Artificial Intelligence Detection of Cervical Spine Fractures Using Convolutional Neural Network Models.
Objective: To develop and evaluate a technique using convolutional neural networks (CNNs) for the computer-assisted diagnosis of cervical spine fractures from radiographic x-ray images. By leveraging deep learning techniques, the study might potentially lead to improved patient outcomes and clinical decision-making.
Methods: This study obtained 500 lateral radiographic cervical spine x-ray images from standard open-source dataset repositories to develop a classification model using CNNs.
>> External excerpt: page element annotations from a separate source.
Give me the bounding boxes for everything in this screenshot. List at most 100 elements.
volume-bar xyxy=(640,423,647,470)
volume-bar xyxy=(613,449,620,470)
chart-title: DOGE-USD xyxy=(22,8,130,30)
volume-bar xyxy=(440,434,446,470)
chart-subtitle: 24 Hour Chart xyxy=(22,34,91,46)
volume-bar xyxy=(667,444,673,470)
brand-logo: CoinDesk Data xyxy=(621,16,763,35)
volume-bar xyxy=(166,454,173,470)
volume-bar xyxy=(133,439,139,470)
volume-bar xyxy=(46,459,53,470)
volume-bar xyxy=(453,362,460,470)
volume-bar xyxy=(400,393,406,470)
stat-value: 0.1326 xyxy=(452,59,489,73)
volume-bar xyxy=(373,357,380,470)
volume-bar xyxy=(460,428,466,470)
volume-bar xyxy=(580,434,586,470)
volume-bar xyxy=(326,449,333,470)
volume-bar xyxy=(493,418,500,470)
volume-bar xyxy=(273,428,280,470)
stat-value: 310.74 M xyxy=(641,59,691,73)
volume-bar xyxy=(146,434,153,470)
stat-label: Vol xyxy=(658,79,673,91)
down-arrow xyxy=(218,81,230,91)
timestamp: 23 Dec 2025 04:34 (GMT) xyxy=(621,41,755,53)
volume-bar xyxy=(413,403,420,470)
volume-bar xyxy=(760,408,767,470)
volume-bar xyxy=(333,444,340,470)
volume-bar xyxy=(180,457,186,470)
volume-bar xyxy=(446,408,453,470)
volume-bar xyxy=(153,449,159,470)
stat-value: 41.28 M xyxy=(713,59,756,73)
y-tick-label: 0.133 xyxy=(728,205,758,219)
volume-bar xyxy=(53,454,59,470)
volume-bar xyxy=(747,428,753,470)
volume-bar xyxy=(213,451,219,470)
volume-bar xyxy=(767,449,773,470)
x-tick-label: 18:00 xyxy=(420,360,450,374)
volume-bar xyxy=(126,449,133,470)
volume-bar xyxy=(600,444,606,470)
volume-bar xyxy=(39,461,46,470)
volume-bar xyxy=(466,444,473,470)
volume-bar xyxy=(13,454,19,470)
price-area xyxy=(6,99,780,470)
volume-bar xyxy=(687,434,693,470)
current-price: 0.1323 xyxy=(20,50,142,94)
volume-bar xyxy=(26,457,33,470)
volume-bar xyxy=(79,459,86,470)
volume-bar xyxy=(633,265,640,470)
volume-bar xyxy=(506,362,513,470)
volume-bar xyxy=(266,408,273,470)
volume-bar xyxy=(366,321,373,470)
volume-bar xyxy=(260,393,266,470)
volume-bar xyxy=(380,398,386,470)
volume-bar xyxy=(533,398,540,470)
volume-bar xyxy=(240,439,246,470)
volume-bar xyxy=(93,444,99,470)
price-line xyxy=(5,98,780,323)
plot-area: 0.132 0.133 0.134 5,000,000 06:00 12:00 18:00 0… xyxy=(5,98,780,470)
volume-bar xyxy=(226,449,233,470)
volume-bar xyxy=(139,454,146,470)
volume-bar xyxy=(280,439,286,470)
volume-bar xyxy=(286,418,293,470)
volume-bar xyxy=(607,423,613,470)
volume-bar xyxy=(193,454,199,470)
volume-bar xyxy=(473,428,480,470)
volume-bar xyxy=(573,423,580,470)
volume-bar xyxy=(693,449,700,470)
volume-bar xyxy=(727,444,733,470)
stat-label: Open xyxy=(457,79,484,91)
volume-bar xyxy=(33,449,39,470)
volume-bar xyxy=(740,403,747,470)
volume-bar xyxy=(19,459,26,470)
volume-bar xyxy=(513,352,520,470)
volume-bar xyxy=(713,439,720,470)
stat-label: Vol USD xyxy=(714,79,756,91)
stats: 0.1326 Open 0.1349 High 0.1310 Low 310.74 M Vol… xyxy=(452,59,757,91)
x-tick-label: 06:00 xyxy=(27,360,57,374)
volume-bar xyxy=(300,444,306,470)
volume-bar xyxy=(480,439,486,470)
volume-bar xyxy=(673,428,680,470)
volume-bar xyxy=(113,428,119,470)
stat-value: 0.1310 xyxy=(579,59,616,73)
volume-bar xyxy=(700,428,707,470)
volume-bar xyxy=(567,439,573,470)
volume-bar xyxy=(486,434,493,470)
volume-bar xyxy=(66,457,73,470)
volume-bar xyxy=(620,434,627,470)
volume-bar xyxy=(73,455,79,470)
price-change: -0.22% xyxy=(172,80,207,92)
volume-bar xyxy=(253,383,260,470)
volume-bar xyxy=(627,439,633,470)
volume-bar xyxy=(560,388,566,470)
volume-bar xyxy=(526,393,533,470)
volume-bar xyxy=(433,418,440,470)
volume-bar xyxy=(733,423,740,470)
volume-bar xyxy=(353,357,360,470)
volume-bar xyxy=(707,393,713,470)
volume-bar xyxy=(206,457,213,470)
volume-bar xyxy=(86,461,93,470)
All the images contained diagnostic information, including normal cervical radiographic images (n=250) and fracture images of the cervical spine fracture (n=250). The model would classify whether the patient had a cervical spine fracture or not. Seventy percent of the images were training data sets used for model training, and 30% were for testing. Konstanz Information Miner (KNIME)'s graphic user interface-based programming enabled class label annotation, data preprocessing, CNNs model training, and performance evaluation.
Results: The performance evaluation of a model for detecting cervical spine fractures presents compelling results across various metrics. This model exhibits high sensitivity (recall) values of 0.886 for fractures and 0.957 for normal cases, indicating its proficiency in identifying true positives. Precision values of 0.954 for fractures and 0.893 for normal cases highlight the model's ability to minimize false positives. With specificity values of 0.957 for fractures and 0.886 for normal cases, the model effectively identifies true negatives. The overall accuracy of 92.14% highlights its reliability in correctly classifying cases by the area under the receiver operating characteristic curve.
Conclusion: We successfully used deep learning models for computer-assisted diagnosis of cervical spine fractures from radiographic x-ray images. This approach can assist the radiologist in screening, detecting, and diagnosing cervical spine fractures.